I have got an HTML file and I read with Python and I would like to while I print customize it.
First I've to print Country name then players name which they belong to their country.
My HTML file looks like this:
<ul>
<li>
Australia
<ol>
<li>Steve Smith</li>
<li>David Warner</li>
<li>Aaron Finch</li>
</ol>
</li>
<li>
Bangladesh
<ol>
<li>Shakib Al Hasan</li>
<li>Tamim Iqbal</li>
<li>Mushfiqur Rahim</li>
</ol>
</li>
<li>
England
<ol>
<li>Ben Stokes</li>
<li>Joe Root</li>
<li>Eoin Morgan</li>
</ol>
</li>
Now I want to scrape this data from my HTML file:
Australia - Steve Smith, David Warner, Aaron Finch
Bangladesh - Shakib Al Hasan, Tamim Iqbal, Mushfiqur Rahim
England - Ben Stokes, Joe Root, Eoin Morgan
But I can only scrape with Players' name.

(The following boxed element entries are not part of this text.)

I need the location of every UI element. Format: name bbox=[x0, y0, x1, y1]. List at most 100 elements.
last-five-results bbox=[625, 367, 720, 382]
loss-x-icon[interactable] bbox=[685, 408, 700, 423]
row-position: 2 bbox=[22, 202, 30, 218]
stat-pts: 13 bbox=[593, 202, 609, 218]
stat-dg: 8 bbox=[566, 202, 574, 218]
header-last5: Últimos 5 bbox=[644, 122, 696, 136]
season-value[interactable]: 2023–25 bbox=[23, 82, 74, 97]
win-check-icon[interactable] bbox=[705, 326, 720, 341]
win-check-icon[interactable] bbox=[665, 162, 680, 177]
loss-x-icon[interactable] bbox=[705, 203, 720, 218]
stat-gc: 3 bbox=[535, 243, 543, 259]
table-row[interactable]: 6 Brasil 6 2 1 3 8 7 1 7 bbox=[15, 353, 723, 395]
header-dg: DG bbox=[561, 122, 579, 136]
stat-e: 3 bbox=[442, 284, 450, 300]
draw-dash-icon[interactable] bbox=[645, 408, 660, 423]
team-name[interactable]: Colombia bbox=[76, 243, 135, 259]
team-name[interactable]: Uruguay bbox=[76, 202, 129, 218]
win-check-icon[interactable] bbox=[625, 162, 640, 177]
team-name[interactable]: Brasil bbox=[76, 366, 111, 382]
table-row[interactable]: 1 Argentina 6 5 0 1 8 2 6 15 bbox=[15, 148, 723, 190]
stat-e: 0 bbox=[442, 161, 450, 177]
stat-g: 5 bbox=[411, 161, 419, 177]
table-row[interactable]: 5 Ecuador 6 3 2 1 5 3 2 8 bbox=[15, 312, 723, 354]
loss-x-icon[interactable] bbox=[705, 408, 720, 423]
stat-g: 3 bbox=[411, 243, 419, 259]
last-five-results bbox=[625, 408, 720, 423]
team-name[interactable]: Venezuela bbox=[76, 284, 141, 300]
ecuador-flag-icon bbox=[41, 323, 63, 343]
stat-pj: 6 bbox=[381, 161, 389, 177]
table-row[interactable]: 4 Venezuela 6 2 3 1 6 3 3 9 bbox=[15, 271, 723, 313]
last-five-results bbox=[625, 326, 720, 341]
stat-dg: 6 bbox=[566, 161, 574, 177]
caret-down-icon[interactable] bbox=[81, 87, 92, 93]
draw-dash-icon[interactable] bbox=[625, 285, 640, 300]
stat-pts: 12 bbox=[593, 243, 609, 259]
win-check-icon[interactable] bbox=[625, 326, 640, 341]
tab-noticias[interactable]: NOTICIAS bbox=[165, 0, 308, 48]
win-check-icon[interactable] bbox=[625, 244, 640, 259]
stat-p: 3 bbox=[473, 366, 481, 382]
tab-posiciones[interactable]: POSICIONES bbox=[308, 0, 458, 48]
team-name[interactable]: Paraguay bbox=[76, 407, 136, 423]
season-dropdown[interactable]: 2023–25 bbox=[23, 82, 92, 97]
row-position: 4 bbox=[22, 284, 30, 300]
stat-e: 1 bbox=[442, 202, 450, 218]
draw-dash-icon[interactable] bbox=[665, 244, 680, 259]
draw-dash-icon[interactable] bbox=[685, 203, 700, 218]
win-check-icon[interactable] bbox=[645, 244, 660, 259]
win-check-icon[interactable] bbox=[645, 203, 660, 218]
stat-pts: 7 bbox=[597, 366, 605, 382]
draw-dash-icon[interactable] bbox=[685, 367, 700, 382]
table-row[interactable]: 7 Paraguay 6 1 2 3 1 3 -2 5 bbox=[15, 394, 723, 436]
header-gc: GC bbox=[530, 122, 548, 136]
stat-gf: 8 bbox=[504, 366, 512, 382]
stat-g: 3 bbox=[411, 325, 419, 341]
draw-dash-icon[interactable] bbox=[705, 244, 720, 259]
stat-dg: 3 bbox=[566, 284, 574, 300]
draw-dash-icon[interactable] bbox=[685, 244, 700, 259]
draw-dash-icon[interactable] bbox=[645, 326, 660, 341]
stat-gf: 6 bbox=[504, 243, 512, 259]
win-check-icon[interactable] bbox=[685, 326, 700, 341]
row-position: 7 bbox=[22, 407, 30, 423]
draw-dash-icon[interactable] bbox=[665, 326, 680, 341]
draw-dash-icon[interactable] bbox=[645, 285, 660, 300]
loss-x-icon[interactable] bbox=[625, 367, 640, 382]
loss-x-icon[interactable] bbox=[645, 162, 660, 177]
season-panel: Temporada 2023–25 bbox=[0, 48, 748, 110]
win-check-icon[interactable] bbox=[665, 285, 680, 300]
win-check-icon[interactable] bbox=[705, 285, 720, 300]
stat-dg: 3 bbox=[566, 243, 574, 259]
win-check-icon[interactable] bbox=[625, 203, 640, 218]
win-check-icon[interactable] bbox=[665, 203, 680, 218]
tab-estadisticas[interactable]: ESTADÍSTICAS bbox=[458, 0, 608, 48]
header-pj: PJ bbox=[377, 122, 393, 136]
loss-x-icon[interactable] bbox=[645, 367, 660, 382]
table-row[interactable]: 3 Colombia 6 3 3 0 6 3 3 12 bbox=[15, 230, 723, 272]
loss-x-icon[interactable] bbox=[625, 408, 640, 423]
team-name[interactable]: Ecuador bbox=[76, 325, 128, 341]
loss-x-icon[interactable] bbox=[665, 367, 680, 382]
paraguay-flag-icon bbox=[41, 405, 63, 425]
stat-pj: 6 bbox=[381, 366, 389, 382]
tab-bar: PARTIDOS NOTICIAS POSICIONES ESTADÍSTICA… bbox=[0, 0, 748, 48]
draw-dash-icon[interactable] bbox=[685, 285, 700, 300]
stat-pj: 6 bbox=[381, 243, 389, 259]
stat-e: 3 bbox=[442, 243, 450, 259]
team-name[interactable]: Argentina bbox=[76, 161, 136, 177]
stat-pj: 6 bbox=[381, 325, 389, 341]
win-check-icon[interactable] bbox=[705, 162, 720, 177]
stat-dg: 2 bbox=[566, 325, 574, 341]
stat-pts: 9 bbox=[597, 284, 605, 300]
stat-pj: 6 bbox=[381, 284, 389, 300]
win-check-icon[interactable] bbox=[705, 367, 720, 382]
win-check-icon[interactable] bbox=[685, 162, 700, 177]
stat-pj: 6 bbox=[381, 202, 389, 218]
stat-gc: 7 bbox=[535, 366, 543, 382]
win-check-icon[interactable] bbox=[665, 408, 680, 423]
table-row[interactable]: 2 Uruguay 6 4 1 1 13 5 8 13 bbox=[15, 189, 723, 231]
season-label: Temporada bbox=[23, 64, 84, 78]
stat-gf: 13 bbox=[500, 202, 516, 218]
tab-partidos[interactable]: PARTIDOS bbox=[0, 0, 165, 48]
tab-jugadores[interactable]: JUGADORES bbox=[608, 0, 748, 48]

This is my code:
import re
file_name = "team.html"
mode = "r"
with open(file_name, mode) as fp:
team = fp.read()
pat = re.compile(r'<li>(.*?)</li>')
result = pat.findall(team)
res = ", ".join([str(player) for player in result])
print(res)
Also, I don't' use any package like bs4. I would like to solve this issue by using regex.